Our first runners-up this week are lawyers at Boies Schiller Flexner, Bernstein Litowitz Berger & Grossmann, Kessler Topaz Meltzer & Check and Grant & Eisenhofer who scored a big win for shareholders of Fannie Mae and Freddie Mac in a dispute with the Federal Housing Finance Agency that has its roots in FHFA's bailout of those congressionally chartered companies during the subprime mortgage crisis. After a two-week trial and eight hours of deliberations, a federal jury in Washington, D.C. this week found that the FHFA improperly amended stock purchase agreements to sweep up the net worths of Fannie and Freddie and avoid paying shareholders dividends. Jurors awarded shareholders a total of $612.4 million in damages. The trial team for the plaintiffs included Kenya Davis and Hamish Hume of Boies Schiller, who presented opening and closing arguments respectively, as well as Robert "Rocky" Kravetz of Bernstein Litowitz and Lee Rudy of Kessler Topaz.
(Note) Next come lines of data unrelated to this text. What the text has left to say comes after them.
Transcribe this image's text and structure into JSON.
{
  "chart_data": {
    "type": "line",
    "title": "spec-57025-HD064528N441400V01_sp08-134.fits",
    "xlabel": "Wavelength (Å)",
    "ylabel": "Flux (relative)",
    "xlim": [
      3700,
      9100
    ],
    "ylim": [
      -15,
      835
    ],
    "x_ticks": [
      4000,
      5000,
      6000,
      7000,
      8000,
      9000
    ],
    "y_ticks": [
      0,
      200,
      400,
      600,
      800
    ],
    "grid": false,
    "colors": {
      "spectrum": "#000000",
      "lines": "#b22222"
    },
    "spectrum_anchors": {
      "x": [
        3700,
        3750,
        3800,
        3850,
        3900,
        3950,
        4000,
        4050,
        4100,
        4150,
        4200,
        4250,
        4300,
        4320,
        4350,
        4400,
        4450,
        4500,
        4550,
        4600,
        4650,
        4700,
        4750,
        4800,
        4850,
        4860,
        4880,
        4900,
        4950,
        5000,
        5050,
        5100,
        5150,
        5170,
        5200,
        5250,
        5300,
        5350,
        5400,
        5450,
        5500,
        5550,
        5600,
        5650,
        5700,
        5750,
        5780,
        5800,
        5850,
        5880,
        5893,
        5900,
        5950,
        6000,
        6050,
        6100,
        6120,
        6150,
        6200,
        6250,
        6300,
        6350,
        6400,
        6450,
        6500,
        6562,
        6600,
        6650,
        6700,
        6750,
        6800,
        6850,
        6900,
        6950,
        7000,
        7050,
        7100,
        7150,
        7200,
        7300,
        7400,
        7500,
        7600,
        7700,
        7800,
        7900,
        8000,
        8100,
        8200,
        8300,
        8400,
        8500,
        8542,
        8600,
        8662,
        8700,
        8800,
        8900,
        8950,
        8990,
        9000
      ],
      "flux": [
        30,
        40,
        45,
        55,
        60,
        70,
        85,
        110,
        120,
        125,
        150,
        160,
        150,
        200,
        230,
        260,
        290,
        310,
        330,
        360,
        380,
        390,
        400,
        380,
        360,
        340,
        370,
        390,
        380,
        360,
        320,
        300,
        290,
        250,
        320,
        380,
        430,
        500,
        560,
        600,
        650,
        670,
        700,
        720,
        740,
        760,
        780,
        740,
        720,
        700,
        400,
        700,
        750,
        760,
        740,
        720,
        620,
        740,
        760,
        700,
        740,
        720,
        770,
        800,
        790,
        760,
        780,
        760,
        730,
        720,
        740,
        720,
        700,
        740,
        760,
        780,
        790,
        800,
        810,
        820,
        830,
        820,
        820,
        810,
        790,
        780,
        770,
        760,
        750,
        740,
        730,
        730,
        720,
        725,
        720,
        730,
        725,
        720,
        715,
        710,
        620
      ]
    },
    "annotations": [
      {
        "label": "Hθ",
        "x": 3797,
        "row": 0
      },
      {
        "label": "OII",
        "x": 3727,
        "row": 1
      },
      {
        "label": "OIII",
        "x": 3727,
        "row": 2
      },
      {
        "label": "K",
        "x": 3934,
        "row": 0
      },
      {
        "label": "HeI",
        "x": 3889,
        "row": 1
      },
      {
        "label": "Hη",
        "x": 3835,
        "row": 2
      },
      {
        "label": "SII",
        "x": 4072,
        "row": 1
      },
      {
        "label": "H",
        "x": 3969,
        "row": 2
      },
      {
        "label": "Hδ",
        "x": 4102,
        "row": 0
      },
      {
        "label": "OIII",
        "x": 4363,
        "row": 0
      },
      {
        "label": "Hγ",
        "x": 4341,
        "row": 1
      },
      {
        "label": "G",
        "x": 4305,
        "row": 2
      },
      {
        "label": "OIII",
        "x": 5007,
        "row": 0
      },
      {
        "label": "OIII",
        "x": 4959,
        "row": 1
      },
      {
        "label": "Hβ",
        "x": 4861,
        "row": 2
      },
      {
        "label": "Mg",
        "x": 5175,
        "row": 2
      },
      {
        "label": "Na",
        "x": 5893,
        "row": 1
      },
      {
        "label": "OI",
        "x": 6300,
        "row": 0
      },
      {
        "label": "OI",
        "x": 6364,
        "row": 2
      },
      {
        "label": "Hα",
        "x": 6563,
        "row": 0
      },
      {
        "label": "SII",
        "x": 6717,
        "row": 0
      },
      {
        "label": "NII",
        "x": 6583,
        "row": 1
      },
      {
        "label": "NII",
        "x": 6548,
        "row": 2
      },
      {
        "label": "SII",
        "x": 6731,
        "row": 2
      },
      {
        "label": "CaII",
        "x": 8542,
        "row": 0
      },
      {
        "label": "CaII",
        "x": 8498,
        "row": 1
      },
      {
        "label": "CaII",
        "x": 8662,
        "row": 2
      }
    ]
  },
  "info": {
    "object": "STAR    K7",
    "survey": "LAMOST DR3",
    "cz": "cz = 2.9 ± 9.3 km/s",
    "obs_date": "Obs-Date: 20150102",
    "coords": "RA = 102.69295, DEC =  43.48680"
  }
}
Mike Bonanno of Quinn Emanuel Urquhart & Sullivan and Ethan Glass of Cooley take home our other runner-up spot this week for securing a summary judgment win for the National Association of Realtors in a high-stakes antitrust case accusing the association of conspiring to prevent listings from real estate startup REX from showing up on Zillow. REX had sought upwards of $1 billion from NAR, but Senior U.S. District Judge Thomas Zilly in Seattle this week found that the optional NAR policy cited by REX didn't support the "existence of an alleged agreement" with Zillow, and dismissed NAR from the case outright.

Shout out to lawyers at Baker Botts and Gibbs & Bruns who got appellate affirmance of a trade secrets trial win for off-shore drilling equipment maker Dril-Quip Inc. and Richard Murphy, an employee who joined from rival FMC Technologies Inc. FMC alleged that Murphy conspired with Dril-Quip to steal trade secrets to develop its VXTe subsea tree system. But in a 60-page unanimous opinion last week, the First Court of Appeals in Houston, Texas found the trial evidence supported the jury's finding that FMC didn't have a trade secret that qualified for protection. The Baker Botts team representing Dril-Quip included partners Macey Reasoner Stokes, Paul Morico, Danny David, Liz Flannery, David Wille, Amy Hefley, Susan Kennedy, Thomas Phillips, and associates Travis Gray, Elisabeth Butler, Amy Bergeron and Nischay Bhan. Murphy was represented by Barrett Reasoner, Brice Wilkinson, Ross MacDonald, Conor McEvily and Shannon Smith of Gibbs & Bruns.